Molto caratteristico l’edificio che si affaccia su Piazza di S.Eustachio, ad angolo con Via della Palombella: si tratta del Palazzetto di Tizio di Spoleto (nella foto 6), Maestro di Camera del cardinale Alessandro Farnese, risalente all’inizio del Cinquecento. La casa, a due piani con marcapiani decorati a stucco, finestre protobarocche con architrave, festoni e volute, presenta una facciata con bellissimi affreschi di Taddeo e Federico Zuccari, tuttora ben visibili ed in ottimo stato, anche grazie ad un recente restauro; a coronamento vi è anche un cornicione a mensole con fascia riccamente decorata. Al centro della facciata è ben visibile il grande stemma di Pio IV Medici, che ci permette di datare l’opera tra il 1559 ed il 1565. Infine vogliamo ricordare che su questa piazza si svolgeva, fino al 1870, la fiera della Befana, poi trasferita a piazza Navona: tutta Roma affluiva nella piazzetta con trombe e campanacci per fare baldoria.

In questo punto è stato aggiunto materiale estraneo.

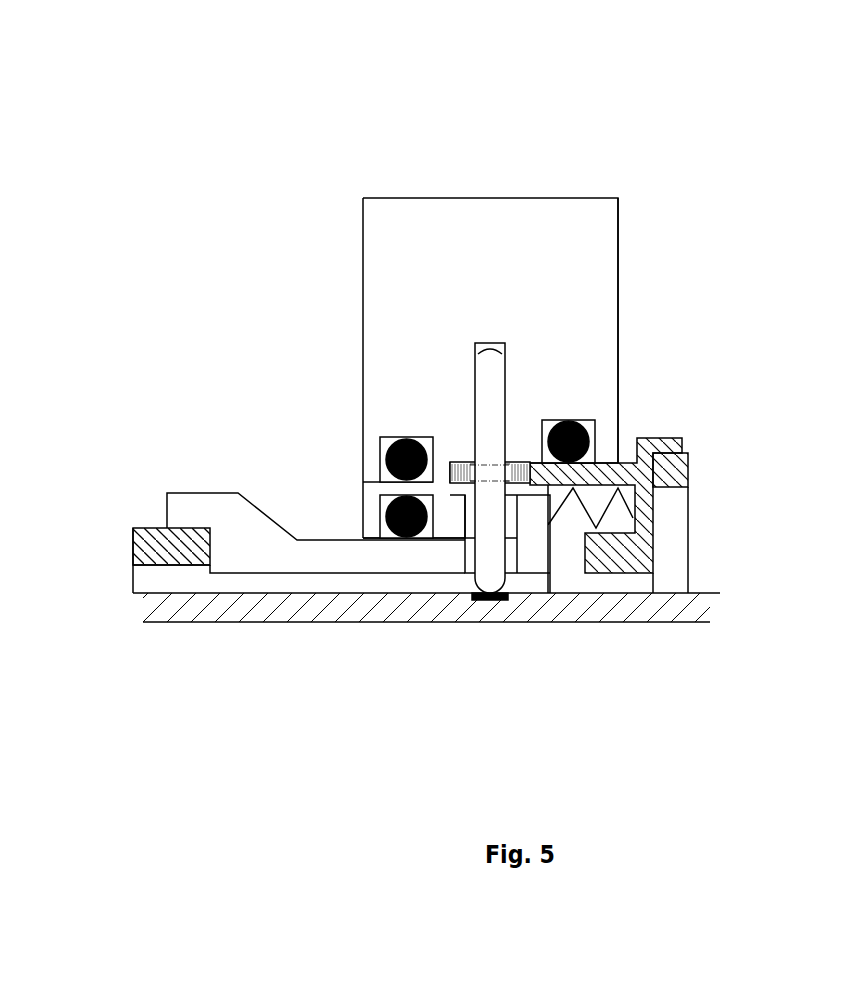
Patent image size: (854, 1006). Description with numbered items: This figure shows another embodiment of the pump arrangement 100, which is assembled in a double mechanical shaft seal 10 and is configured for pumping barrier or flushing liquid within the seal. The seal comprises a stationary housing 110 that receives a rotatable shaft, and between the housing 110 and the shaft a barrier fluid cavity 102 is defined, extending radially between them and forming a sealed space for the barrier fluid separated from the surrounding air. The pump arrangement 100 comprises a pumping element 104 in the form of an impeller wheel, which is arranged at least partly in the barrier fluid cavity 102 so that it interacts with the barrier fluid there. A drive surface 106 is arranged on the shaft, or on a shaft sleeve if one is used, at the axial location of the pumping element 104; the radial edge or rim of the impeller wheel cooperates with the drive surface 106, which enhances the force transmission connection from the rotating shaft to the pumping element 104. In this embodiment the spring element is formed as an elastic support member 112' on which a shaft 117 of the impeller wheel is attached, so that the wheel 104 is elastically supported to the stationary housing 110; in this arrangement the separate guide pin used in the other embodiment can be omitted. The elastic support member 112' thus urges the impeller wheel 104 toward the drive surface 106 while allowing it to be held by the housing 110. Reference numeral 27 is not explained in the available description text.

Infine, nella diramazione di Piazza di S.Eustachio verso via degli Staderari, possiamo ammirare un’ampia vasca (nella foto 7) di epoca imperiale romana in granito egizio di Assuan, particolarmente interessante sia per le dimensioni che per la raffinatezza della sagoma. Fu rinvenuta nel 1985 durante gli scavi eseguiti nel cortile “della Palma”, posto tra i palazzi Madama e Carpegna, praticamente alle spalle del porticato che congiunge i due edifici, ed apparteneva al complesso delle “Terme Neroniane“. Al momento del ritrovamento la vasca era ridotta in 8 frammenti, alcuni del peso di varie tonnellate, e la complessa opera di restauro, affidata ai tecnici del ministero dei Lavori Pubblici, sotto la sorveglianza della Sovrintendenza Archeologica di Roma, richiese l’impiego di perni d’acciaio speciale e di resine sintetiche. Il peso complessivo della vasca, che ha un diametro di metri 5,30, è di circa 25 tonnellate, mentre il basamento, realizzato ex-novo in un blocco di marmo di Carrara, pesa 8,5 tonnellate. Trasferita in questa sede e posta al centro di un bacino di raccolta dell’acqua proveniente dallo zampillo centrale, la fontana fu donata dal Senato alla città di Roma il 22 dicembre 1987, in occasione del 40° anniversario della promulgazione della Costituzione repubblicana, come ricorda una lapide che così recita: “L’ANTICA VASCA ROMANA RITROVATA E RESTAURATA IL SENATO DELLA REPUBBLICA OFFRE ALLA CITTADINANZA RICORRENDO IL XL ANNIVERSARIO DELLA CARTA COSTITUZIONALE E IN ONORE DI ENRICO DE NICOLA CAPO PROVVISORIO DELLO STATO GIUSEPPE SARAGAT UMBERTO TERRACCINI PRESIDENTI DELLA ASSEMBLEA COSTITUENTE ALCIDE DE GASPERI PRESIDENTE DEL CONSIGLIO 27 DICEMBRE 1947 – 27 DICEMBRE 1987″.